Un concerto lungo venti date, iniziato da Asti il 28 novembre al Teatro Alfieri che si concluderà il 16 dicembre al Teatro Elfo Puccini di Milano, sul carrozzone viaggiante (per usare una metafora di bel nomadismo culturale) della BANCA DI ASTI, Capogruppo del Gruppo Cassa di Risparmio di Asti storicamente presente in Piemonte fin dal 1842.   L’evento, diventato ormai una tradizione consolidata e molto apprezzata, oltre ad essere l’occasione per tirare le somme dell’anno passato e per scambiarsi gli auguri in vista delle festività, è anche il momento d’incontro tra i Soci e la Banca.
 

Il concerto, diretto dal M° Stefano Coppo nella prima parte (con brani di Grieg, Rossini, Brahmas e Beethoven) e nella seconda (appunto con la special guest di Montalbetti) dal M° Alberto Mandarini, è accompagnato dalla Pop’s Harmonic Orchestra, nata proprio in occasione dei Concerti di Natale di Banca di Asti, che è formata da 52 elementi. Nel corso degli anni sono stati proposti vari temi: dalle colonne sonore dei musical americani, al tango argentino, dalla canzone italiana, alle musiche degli anni ’60, dalla storia del rock agli omaggi a Paolo Conte e Frank Sinatra, per citarne alcuni.

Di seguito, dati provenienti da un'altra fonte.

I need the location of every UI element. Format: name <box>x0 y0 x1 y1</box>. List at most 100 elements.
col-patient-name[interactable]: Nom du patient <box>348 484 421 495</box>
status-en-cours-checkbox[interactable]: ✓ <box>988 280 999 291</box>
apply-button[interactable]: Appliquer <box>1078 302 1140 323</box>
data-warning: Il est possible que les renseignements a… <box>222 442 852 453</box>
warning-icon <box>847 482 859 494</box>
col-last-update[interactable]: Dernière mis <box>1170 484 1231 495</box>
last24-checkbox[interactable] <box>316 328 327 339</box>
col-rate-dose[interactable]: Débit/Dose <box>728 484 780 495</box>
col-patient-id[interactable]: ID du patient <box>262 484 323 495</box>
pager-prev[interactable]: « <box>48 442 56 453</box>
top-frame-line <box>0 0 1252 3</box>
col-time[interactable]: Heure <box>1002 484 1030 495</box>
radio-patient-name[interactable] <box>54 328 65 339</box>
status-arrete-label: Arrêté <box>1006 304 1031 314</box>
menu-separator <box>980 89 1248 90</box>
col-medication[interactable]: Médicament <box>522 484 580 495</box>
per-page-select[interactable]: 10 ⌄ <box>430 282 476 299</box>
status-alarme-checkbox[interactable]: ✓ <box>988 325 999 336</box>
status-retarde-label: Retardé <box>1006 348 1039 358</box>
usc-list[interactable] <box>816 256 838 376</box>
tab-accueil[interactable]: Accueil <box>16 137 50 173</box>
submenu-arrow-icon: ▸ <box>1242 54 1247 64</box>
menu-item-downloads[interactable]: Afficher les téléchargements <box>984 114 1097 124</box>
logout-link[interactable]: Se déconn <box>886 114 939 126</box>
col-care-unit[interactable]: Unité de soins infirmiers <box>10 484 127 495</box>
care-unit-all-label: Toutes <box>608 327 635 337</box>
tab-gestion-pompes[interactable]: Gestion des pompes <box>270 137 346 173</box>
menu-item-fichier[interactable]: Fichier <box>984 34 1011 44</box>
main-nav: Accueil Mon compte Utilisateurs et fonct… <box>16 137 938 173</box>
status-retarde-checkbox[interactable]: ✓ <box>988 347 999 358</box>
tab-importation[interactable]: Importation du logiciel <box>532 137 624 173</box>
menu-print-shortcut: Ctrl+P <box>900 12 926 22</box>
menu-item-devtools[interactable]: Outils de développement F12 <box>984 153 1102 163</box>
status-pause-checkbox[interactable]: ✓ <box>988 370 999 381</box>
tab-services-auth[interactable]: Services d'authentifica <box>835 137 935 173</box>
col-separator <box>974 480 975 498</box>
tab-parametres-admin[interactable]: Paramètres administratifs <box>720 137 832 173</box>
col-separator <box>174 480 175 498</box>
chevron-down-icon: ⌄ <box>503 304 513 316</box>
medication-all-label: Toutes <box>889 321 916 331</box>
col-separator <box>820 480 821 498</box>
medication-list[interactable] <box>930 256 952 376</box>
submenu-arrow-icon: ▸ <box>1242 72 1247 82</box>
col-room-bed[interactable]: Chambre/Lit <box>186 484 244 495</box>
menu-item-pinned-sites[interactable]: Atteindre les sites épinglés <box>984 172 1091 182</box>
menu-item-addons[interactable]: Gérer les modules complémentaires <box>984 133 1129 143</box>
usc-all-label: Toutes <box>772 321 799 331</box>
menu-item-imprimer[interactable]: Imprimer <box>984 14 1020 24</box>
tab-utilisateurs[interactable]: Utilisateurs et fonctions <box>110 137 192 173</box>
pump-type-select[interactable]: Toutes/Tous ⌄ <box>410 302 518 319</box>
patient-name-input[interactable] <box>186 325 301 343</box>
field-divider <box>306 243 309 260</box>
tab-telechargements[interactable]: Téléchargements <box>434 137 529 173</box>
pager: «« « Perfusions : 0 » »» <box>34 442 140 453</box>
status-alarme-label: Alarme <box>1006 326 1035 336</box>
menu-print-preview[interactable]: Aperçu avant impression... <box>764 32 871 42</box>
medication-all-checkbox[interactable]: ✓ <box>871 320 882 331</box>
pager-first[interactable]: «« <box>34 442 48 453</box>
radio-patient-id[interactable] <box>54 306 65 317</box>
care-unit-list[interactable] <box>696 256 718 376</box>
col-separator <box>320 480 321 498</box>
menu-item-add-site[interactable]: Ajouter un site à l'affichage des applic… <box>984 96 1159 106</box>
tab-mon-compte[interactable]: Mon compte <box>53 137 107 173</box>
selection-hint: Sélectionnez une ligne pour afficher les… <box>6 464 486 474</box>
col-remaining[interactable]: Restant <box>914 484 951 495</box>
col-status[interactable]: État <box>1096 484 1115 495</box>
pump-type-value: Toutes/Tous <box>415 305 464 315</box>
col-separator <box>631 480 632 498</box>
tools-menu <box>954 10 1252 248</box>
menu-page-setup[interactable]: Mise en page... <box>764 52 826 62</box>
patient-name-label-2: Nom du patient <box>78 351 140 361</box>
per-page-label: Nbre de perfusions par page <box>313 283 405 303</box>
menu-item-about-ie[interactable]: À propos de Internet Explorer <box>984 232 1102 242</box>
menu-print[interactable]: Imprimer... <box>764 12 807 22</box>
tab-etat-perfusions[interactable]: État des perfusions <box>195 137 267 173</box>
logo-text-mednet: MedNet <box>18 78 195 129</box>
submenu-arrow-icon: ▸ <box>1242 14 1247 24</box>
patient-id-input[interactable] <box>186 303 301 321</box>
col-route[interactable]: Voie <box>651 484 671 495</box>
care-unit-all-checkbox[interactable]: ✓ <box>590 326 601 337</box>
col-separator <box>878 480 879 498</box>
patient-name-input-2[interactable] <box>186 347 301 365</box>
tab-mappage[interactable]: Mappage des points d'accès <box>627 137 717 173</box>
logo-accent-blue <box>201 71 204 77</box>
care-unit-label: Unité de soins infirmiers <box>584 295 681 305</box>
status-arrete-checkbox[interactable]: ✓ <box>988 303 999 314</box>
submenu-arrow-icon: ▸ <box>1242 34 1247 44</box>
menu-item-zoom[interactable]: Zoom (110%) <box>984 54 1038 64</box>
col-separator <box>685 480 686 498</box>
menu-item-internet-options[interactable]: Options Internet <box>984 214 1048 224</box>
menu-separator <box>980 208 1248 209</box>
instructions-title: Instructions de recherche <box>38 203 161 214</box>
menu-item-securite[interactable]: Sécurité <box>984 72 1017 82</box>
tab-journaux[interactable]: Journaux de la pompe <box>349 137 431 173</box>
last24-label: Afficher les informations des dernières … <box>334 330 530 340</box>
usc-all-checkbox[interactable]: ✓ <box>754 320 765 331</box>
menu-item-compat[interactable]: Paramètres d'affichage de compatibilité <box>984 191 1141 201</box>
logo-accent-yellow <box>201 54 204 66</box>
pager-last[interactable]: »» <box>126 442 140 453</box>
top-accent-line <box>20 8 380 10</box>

Quest’anno, appunto, IL VIAGGIO.

Pietruccio Montalbetti si misura ormai da anni anche nella narrativa e ha pubblicato diversi libri aventi proprio come tema “Il viaggio”.  Tra le sue opere, I ragazzi della via Stendhal (2010, Aerostella), Sognando la California (2011, Aerostella), Io e Lucio Battisti (2013, Salani Editore), Settanta a Settemila (2014, Ultra), Amazzonia. Io mi fermo qui (2018, Zona Music Books).